Jujur saja saya tidak banyak bicara, karena tahun ini adalah tahun dia. Dalam arti saatnya dia diberi ruang luas untuk didengarkan. Kisah cintanya kandas setelah merajut dan berjuang selama empat tahun. si wanita sadar belakangan ada sosok yang lebih..nggak tahu juga lebih apa daripada sosok bagus yang ada di depan saya ini.
Saya seperti menyimak drama radio, ia bercerita tentang perjuangan di tahun pertama untuk meyakinkan kedua orang tuanya bahwa wanita ini adalah pujaan hatinya. Tahun kedua ia berlapang dada karena jabatan tangannya diabaikan oleh ayah si wanita, dan tahun ketiga ia mulai tersenyum karena ibu si wanita mengajaknya mampir lagi ke rumah.
Tahun keempat ayahnya mempertanyakan keseriusan, dan ia menjawab "saya serius,". Demikianlah hingga ia banting tulang bekerja dari pagi sampai pagi lagi. Sibuk mencari cincin berlian untuk melamar.
Seperti kata Marilyn monroe, "Diamond is a Woman Best friend"
Apa daya, suatu pagi wanita ini memeluknya erat dan mengatakan usai. Tanda bahwa saatnya mereka berjalan masing-masing. Dia hanya terdiam.
Layaknya kebohongan, ia tersimpan hanya sesaat. Dia pun tahu, wanitanya telah berpaling dan dunianya hancur.
"Berat banget gue cerita ini, kalo ada 100 tusuk sate, gue makan semuanya," ujarnya.
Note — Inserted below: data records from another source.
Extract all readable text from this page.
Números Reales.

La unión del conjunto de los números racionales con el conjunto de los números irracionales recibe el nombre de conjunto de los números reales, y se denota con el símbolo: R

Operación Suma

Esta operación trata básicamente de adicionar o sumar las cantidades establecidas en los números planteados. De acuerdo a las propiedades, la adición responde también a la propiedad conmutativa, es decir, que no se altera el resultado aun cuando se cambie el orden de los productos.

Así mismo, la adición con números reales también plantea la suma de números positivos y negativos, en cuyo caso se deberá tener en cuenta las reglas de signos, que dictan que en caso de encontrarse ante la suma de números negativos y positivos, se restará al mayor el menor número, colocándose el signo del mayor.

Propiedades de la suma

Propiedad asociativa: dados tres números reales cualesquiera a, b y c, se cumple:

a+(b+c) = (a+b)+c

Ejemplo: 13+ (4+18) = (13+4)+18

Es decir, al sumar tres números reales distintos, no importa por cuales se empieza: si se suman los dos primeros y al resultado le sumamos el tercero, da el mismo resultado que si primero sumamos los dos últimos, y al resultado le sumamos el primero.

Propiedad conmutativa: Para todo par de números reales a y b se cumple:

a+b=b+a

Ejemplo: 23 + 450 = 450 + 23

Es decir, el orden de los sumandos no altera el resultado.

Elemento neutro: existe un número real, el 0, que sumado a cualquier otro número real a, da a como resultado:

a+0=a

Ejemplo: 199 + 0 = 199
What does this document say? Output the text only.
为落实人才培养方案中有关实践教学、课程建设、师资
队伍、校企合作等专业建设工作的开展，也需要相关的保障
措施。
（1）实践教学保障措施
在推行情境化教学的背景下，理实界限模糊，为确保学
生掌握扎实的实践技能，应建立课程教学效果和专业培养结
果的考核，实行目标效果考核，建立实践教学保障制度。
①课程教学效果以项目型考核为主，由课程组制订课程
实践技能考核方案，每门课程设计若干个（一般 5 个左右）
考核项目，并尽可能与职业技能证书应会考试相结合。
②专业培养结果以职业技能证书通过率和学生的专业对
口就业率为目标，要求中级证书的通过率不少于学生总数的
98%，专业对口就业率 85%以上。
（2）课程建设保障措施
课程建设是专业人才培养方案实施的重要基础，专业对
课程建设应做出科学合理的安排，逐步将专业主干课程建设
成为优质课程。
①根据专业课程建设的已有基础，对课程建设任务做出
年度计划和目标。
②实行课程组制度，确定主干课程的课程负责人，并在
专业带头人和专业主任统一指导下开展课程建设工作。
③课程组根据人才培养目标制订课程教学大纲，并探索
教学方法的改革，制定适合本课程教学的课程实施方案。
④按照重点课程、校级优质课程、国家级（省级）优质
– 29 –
Saya ada di hadapannya, melihat tangannya bergetar memegang gelas, dan melempar tusukan sate yang dagingnya masih bersisa dan robek sana-sini. Mungkin seperti itulah hatinya.
Dia, lelaki ini, memang sosok yang luar biasa sabar. Dia masih sempat menyisipkan pesan untuk tidak bercerita ke siapa pun, karena tidak ingin wanita ini jatuh reputasinya.
Saya diam saja.
Diam melihat orang ini terpuruk. Kadang tersenyum kecil, dan mengajukan pertanyaan singkat.
Empat tahun lalu, dia adalah pujaan hati saya. Saya menyukainya saat melihat dia duduk diam di pojok warung tempat kami berkumpul. Senior kampus tiga tahun diatas saya. Penasaran, saya ajak ngobrol, ternyata ia menyenangkan.
Cerdas, dan berhati lembut. Menyayangi keluarganya, enak dilihat, berkulit bersih, tipe belakang layar yang memikirkan konsep tapi enggan tampil.
Sedemikian dekatnya kami, saya bisa menelepon dia berjam-jam, berkirim pesan singkat seharian penuh, dan mengobrol sampai lupa waktu. Tidak terpikir untuk menjalani hubungan lebih dari teman, karena perbedaan prinsip antara kami.
Hingga suatu hari saya melihat dia bersama wanita itu, wanita yang sekarang membunuh hatinya. Hati saya terbakar. Hubungan kami memburuk.
Lalu ia datang dengan jiwa besarnya dan menjelaskan segala sesuatu. Ia katakan dengan jujur ia menyukai saya dan wanita itu. Ia katakan ia ingin memberi saya bunga, tapi urung. Ia tegaskan ia tidak masalah menjalani hubungan beda agama, tapi karena wanita ini lebih mencuri hatinya daripada saya. Dia sudah mengincarnya jauh hari sebelum kenal saya.
Tentu saja saya tidak terima. Tangis saya meledak satu jam sesudah pertemuan itu.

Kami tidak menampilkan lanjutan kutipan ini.